Six-article Chapter 1 traces Visual Basic’s origins from Dartmouth BASIC (1964) through VB/DOS (1992), focusing on overlooked developers like Alan Cooper and Scott Ferguson.
Key Takeaways
Alan Cooper built drag-and-drop Windows shell Tripod independently, demoed it to Gates in March 1988, sold it to Microsoft – that’s where the VB form designer came from.
Project Thunder (internal codename) began August 1989 by combining Cooper’s rejected shell tool with an embeddable BASIC interpreter; Scott Ferguson was architect alongside Adam Rauch, Chris Fraley, and Brian Lewis.
Gates seeded the launch pitch 18 months early via a May 1989 BYTE Magazine piece; VB1 shipped May 20, 1991 at $199.

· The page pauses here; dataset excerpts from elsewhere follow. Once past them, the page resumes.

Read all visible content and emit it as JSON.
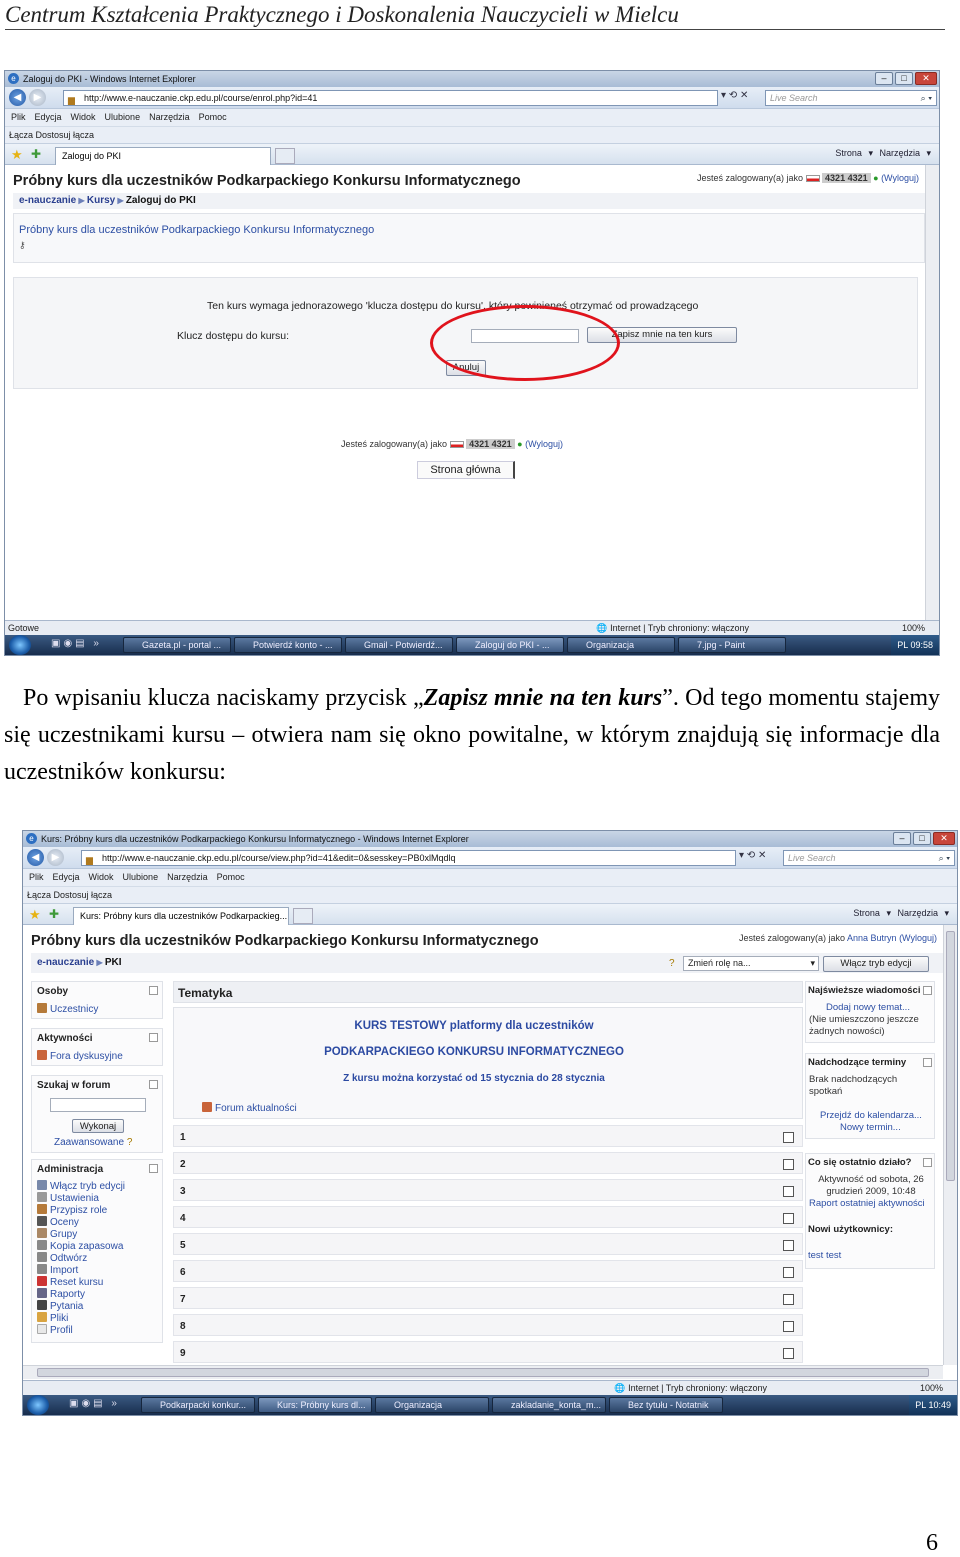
{
  "document": {
    "header": "Centrum Kształcenia Praktycznego i Doskonalenia Nauczycieli w Mielcu",
    "paragraph_before": "Po wpisaniu klucza naciskamy przycisk „",
    "paragraph_emph": "Zapisz mnie na ten kurs",
    "paragraph_after": "”. Od tego momentu stajemy się uczestnikami kursu – otwiera nam się okno powitalne, w którym znajdują się informacje dla uczestników konkursu:",
    "page_number": "6"
  },
  "shot1": {
    "window_title": "Zaloguj do PKI - Windows Internet Explorer",
    "url": "http://www.e-nauczanie.ckp.edu.pl/course/enrol.php?id=41",
    "search_placeholder": "Live Search",
    "menu": [
      "Plik",
      "Edycja",
      "Widok",
      "Ulubione",
      "Narzędzia",
      "Pomoc"
    ],
    "links_bar": "Łącza    Dostosuj łącza",
    "tab_title": "Zaloguj do PKI",
    "tools": "Strona ▾   Narzędzia ▾",
    "page_title": "Próbny kurs dla uczestników Podkarpackiego Konkursu Informatycznego",
    "logged_prefix": "Jesteś zalogowany(a) jako",
    "logged_user": "4321 4321",
    "logout": "(Wyloguj)",
    "breadcrumb": [
      "e-nauczanie",
      "Kursy",
      "Zaloguj do PKI"
    ],
    "course_link": "Próbny kurs dla uczestników Podkarpackiego Konkursu Informatycznego",
    "enrol_message": "Ten kurs wymaga jednorazowego 'klucza dostępu do kursu', który powinieneś otrzymać od prowadzącego",
    "key_label": "Klucz dostępu do kursu:",
    "enrol_button": "Zapisz mnie na ten kurs",
    "cancel_button": "Anuluj",
    "footer_logged_prefix": "Jesteś zalogowany(a) jako",
    "footer_user": "4321 4321",
    "footer_logout": "(Wyloguj)",
    "home_link": "Strona główna",
    "status_left": "Gotowe",
    "status_zone": "Internet | Tryb chroniony: włączony",
    "status_zoom": "100%",
    "taskbar": [
      "Gazeta.pl - portal ...",
      "Potwierdź konto - ...",
      "Gmail - Potwierdź...",
      "Zaloguj do PKI - ...",
      "Organizacja",
      "7.jpg - Paint"
    ],
    "clock": "PL   09:58"
  },
  "shot2": {
    "window_title": "Kurs: Próbny kurs dla uczestników Podkarpackiego Konkursu Informatycznego - Windows Internet Explorer",
    "url": "http://www.e-nauczanie.ckp.edu.pl/course/view.php?id=41&edit=0&sesskey=PB0xlMqdlq",
    "search_placeholder": "Live Search",
    "menu": [
      "Plik",
      "Edycja",
      "Widok",
      "Ulubione",
      "Narzędzia",
      "Pomoc"
    ],
    "links_bar": "Łącza    Dostosuj łącza",
    "tab_title": "Kurs: Próbny kurs dla uczestników Podkarpackieg...",
    "tools": "Strona ▾   Narzędzia ▾",
    "page_title": "Próbny kurs dla uczestników Podkarpackiego Konkursu Informatycznego",
    "logged_prefix": "Jesteś zalogowany(a) jako",
    "logged_user": "Anna Butryn",
    "logout": "(Wyloguj)",
    "breadcrumb": [
      "e-nauczanie",
      "PKI"
    ],
    "role_select": "Zmień rolę na...",
    "edit_button": "Włącz tryb edycji",
    "people": {
      "title": "Osoby",
      "items": [
        "Uczestnicy"
      ]
    },
    "activities": {
      "title": "Aktywności",
      "items": [
        "Fora dyskusyjne"
      ]
    },
    "forum_search": {
      "title": "Szukaj w forum",
      "button": "Wykonaj",
      "advanced": "Zaawansowane"
    },
    "admin": {
      "title": "Administracja",
      "items": [
        "Włącz tryb edycji",
        "Ustawienia",
        "Przypisz role",
        "Oceny",
        "Grupy",
        "Kopia zapasowa",
        "Odtwórz",
        "Import",
        "Reset kursu",
        "Raporty",
        "Pytania",
        "Pliki",
        "Profil"
      ]
    },
    "topics_title": "Tematyka",
    "topics_intro": [
      "KURS TESTOWY platformy dla uczestników",
      "PODKARPACKIEGO KONKURSU INFORMATYCZNEGO",
      "Z kursu można korzystać od 15 stycznia do 28 stycznia"
    ],
    "news_forum": "Forum aktualności",
    "sections": [
      "1",
      "2",
      "3",
      "4",
      "5",
      "6",
      "7",
      "8",
      "9"
    ],
    "news": {
      "title": "Najświeższe wiadomości",
      "add": "Dodaj nowy temat...",
      "empty": "(Nie umieszczono jeszcze żadnych nowości)"
    },
    "events": {
      "title": "Nadchodzące terminy",
      "none": "Brak nadchodzących spotkań",
      "calendar": "Przejdź do kalendarza...",
      "new": "Nowy termin..."
    },
    "recent": {
      "title": "Co się ostatnio działo?",
      "since": "Aktywność od sobota, 26 grudzień 2009, 10:48",
      "report": "Raport ostatniej aktywności",
      "new_users": "Nowi użytkownicy:",
      "user": "test test"
    },
    "status_zone": "Internet | Tryb chroniony: włączony",
    "status_zoom": "100%",
    "taskbar": [
      "Podkarpacki konkur...",
      "Kurs: Próbny kurs dl...",
      "Organizacja",
      "zakladanie_konta_m...",
      "Bez tytułu - Notatnik"
    ],
    "clock": "PL   10:49"
  }
}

Microsoft shipped two incompatible VB codebases: VB/Windows (May 1991) and VB/DOS (September 1992); the DOS branch died within a year.
Greg Whitten, the GW in GW-BASIC and chief BASIC architect for years, gets only a Wikipedia entry – the series aims to correct that pattern.
Hacker News Comment Review
The dominant discussion is about the AI-generated banner image with misspelled text (“Darmouth”, mangled “Microsoft” on book spines) – commenters see it as a credibility signal against the project.
One commenter flags MacBasic and competing products like RealBasic as context gaps worth covering in the series.
Notable Comments
@jszymborski: “having poor AI images looks worse than having no images” – draws parallel to early-2000s clip art and reaction GIFs falling out of style.